Analysis of the six subscales revealed further significant differences when analyzing all subjects (N = 28), for mental demand with p < 0.05, temporal demand p < 0.01, performance p < 0.01, effort p < 0.05, and frustration p < 0.001. Subscale analysis for expert video analysts (N = 18) and experts with much current practice in video surveillance (N = 10) still shows a significant difference between gaze and mouse for frustration (p < 0.05) despite the few data samples.

For mouse control, it can be observed that the subjective workload depends on video analysis expertise and current practice: The more expertise and practice, the lower the subjective workload (resulting in the NASA-TLX score difference between gaze and mouse being not significant any more, as reported above). However, for gaze control, subjective workload is very low for all subjects, independent of expertise. So, at least for control of a virtual camera, gaze input seems to be the more appropriate and convenient method to use.

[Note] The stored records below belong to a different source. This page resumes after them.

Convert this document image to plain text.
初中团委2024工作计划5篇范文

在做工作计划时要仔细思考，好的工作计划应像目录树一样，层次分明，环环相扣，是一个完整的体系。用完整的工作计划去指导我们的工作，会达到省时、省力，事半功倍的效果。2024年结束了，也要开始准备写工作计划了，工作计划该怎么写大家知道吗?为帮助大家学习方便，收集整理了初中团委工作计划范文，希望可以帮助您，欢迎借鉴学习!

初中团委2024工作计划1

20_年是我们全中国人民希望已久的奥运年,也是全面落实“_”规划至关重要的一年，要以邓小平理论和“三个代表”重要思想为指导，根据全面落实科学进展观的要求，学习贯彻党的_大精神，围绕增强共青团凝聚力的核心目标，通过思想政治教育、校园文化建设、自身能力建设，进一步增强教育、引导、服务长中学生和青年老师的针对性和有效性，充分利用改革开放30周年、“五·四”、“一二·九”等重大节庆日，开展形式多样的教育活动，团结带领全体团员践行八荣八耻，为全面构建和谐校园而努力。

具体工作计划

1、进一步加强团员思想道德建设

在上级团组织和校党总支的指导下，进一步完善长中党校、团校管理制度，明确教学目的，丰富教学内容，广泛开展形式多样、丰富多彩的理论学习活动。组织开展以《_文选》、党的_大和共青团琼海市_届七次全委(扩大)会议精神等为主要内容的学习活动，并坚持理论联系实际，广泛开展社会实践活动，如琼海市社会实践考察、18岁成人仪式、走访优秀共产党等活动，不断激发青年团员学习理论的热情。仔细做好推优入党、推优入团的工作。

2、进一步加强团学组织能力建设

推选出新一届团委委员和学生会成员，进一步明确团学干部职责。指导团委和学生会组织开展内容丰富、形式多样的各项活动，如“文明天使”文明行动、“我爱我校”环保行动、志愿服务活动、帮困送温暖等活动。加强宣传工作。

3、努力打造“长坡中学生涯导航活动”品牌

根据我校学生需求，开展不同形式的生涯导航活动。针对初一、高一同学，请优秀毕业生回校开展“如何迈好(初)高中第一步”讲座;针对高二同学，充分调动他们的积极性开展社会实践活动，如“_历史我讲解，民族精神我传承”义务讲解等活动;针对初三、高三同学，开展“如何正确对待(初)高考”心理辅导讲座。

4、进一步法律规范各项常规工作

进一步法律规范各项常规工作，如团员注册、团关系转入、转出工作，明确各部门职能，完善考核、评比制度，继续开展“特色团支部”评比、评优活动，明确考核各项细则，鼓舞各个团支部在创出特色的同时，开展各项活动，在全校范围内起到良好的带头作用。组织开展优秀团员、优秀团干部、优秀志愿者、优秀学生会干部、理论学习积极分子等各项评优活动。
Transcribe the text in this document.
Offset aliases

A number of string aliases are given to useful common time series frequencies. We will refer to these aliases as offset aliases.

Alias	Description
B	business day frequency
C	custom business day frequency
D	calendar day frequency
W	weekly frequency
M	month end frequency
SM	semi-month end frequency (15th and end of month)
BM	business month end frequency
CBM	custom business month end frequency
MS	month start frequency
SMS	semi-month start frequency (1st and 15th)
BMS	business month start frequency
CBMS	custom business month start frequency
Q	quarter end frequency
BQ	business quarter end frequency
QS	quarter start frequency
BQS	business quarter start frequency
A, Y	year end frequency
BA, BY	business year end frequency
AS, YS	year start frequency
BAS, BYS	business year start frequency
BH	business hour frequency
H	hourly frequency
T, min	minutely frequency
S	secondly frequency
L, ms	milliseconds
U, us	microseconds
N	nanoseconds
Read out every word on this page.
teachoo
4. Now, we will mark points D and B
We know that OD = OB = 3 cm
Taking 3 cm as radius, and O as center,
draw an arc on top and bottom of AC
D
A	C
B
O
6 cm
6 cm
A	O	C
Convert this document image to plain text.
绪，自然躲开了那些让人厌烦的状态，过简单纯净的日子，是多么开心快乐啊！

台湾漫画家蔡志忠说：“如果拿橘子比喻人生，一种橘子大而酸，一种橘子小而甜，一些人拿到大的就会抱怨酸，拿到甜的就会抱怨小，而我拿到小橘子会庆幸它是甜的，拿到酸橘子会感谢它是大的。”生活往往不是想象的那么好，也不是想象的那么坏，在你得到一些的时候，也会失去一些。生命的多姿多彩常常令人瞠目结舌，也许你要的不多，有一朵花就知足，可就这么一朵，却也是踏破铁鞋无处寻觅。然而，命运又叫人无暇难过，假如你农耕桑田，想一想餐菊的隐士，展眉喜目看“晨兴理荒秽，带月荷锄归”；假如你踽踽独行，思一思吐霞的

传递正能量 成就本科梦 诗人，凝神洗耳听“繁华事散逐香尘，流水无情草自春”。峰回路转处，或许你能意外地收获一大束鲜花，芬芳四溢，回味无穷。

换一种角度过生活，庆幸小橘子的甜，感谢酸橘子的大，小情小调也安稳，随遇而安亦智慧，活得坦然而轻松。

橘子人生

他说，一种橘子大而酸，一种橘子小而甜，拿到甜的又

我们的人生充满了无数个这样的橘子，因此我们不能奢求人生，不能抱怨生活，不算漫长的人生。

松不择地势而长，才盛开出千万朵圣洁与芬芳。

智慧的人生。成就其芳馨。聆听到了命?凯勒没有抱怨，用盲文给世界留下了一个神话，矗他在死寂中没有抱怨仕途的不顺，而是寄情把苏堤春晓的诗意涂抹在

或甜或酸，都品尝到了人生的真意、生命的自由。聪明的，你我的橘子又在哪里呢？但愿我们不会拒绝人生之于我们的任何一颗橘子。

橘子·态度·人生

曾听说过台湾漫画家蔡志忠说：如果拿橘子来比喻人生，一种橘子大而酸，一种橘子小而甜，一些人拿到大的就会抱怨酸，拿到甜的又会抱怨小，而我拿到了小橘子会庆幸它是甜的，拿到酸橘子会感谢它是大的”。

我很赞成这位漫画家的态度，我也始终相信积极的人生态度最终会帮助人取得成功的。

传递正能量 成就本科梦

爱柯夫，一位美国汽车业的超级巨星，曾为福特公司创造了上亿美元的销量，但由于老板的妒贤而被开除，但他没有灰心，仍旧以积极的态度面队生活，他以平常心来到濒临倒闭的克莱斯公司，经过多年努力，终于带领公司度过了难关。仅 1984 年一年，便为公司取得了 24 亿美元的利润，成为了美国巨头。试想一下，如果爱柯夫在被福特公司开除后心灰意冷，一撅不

Asked for their preference, 25 subjects preferred gaze input, 3 preferred mouse input (N = 18 experts: 15 preferred gaze input, 3 mouse input; N = 10 experts with much current practice in video surveillance: 10 preferred gaze input, 1 mouse input).

5 Conclusion

A pilot study was conducted in order to find out whether gaze input could be an appropriate input technique for camera control (panning and tilting) without any manual intervention. 28 subjects (18 expert video analysts from the German forces and 10 non-experts in video analysis) participated in the user study. Each performed the experimental task of tracking a target person using both gaze input and mouse input for navigation in a virtual camera, implemented based on 360° video imagery. The NASA-TLX showed that subjects rated both interaction conditions imposing rather little workload; however, gaze input was rated imposing significantly lower workload than mouse input. Hence, gaze input showed its potential to provide effortless interaction for this application, as it did for many other applications before.

Recently, the experimental system has been refactored and now besides navigation in recorded 360fly video data also allows live navigation in 360fly imagery. Future work will address gaze control for a real sensor, and user testing will show how workload would turn out to be in such condition with interaction latencies due to the necessary gimbal movements. Furthermore, future user studies will include more complex test tasks like observing more than one target object, as well as test tasks with a longer duration.